The master branch has been updated by Alan Modra <amodra@sourceware.org>: https://sourceware.org/git/gitweb.cgi?p=binutils-gdb.git;h=0490dd41ae89e66efd8b3cee122c189a481269de commit 0490dd41ae89e66efd8b3cee122c189a481269de Author: Alan Modra <amodra@gmail.com> Date: Thu May 21 23:34:58 2020 +0930 Re: PR25993, read of freed memory git commit 7b958a48e132 put the bfd filename in the bfd objalloc memory. That means the filename is freed by _bfd_free_cached_info. Which is called by _bfd_compute_and_write_armap to tidy up symbol tables after they are done with. Unfortunately, _bfd_write_archive_contents wants to seek and read from archive elements after that point, and if the number of elements exceeds max_open_files in cache.c then some of those elements will have their files closed. To reopen, you need the filename. PR 25993 * opncls.c (_bfd_free_cached_info): Keep a copy of the bfd filename. (_bfd_delete_bfd): Free the copy. (_bfd_new_bfd): Free nbfd->memory on error.
Is it possible to back port Nick's patch to 2.34? Although, if Nick's patch were backported to 2.34, would the downloads at https://ftp.gnu.org/gnu/binutils/ be updated? Most folks building release versions will use those downloads rather than the git repo. If not, DXVK folks experiencing the original problem would just have to use a patched build until then. Thanks
The binutils-2_34-branch branch has been updated by Nick Clifton <nickc@sourceware.org>: https://sourceware.org/git/gitweb.cgi?p=binutils-gdb.git;h=463ec189fe9eca199edf87cda2c31efbe850390d commit 463ec189fe9eca199edf87cda2c31efbe850390d Author: Nick Clifton <nickc@redhat.com> Date: Wed Jun 3 15:16:48 2020 +0100 Prevent a potential use-after-fee memory corruption bug in the linker (for PE format files). PR 25993 * emultempl/pe.em (_after_open): Check for duplicate filename pointers before renaming the dll. * emultempl/pep.em (_after_open): Likewise.
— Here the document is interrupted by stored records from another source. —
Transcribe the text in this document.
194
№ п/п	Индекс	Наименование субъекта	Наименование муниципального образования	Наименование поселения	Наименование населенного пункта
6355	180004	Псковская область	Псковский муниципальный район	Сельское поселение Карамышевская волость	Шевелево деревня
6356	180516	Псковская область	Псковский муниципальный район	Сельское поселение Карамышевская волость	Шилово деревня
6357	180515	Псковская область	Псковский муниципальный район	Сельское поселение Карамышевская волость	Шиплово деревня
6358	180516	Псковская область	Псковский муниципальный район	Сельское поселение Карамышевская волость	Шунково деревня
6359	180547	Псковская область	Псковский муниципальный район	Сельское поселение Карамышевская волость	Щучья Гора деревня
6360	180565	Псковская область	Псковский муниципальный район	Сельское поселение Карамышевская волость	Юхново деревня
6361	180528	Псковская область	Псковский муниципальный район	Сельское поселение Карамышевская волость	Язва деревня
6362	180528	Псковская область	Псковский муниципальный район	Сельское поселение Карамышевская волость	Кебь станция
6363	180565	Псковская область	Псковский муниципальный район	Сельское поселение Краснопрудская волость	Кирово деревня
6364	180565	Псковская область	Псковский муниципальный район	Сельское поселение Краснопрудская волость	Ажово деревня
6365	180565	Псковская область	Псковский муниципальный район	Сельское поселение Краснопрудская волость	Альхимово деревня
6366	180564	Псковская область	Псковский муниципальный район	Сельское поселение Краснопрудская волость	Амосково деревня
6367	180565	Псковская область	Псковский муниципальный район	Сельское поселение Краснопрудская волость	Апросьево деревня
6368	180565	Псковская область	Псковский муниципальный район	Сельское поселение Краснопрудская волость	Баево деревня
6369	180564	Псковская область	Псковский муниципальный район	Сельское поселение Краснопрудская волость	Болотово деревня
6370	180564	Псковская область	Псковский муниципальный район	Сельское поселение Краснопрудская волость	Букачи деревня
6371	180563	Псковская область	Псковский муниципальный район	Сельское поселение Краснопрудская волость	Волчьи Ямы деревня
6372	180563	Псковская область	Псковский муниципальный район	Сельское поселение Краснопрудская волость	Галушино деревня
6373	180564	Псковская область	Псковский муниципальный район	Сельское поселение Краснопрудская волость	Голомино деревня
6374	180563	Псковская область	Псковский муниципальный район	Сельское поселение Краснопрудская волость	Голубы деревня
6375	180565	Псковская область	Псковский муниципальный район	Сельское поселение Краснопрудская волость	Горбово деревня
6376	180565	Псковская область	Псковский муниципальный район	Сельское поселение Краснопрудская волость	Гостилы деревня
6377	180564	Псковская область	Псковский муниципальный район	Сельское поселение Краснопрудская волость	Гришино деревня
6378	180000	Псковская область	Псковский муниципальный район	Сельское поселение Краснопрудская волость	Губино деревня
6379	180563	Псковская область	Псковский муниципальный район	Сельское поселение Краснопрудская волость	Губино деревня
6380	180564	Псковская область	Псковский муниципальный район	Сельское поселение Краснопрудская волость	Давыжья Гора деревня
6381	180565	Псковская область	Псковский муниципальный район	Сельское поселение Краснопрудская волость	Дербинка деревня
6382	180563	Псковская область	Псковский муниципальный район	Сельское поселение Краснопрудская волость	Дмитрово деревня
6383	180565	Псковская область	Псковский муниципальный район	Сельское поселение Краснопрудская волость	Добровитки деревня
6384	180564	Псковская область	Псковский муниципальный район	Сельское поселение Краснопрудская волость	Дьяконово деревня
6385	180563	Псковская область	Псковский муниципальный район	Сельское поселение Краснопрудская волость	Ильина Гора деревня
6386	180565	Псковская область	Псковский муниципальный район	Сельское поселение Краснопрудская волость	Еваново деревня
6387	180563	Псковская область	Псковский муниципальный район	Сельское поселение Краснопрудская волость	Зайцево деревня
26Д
Hi William, > Is it possible to back port Nick's patch to 2.34? Yes - done. > Although, if Nick's patch were backported to 2.34, would the downloads at > https://ftp.gnu.org/gnu/binutils/ be updated? No. In order to do that we would need to create a minor update release. This could be done, but I am reluctant to do as I am planning on making the next major release (2.35) in a month's time... Cheers Nick
Thank you!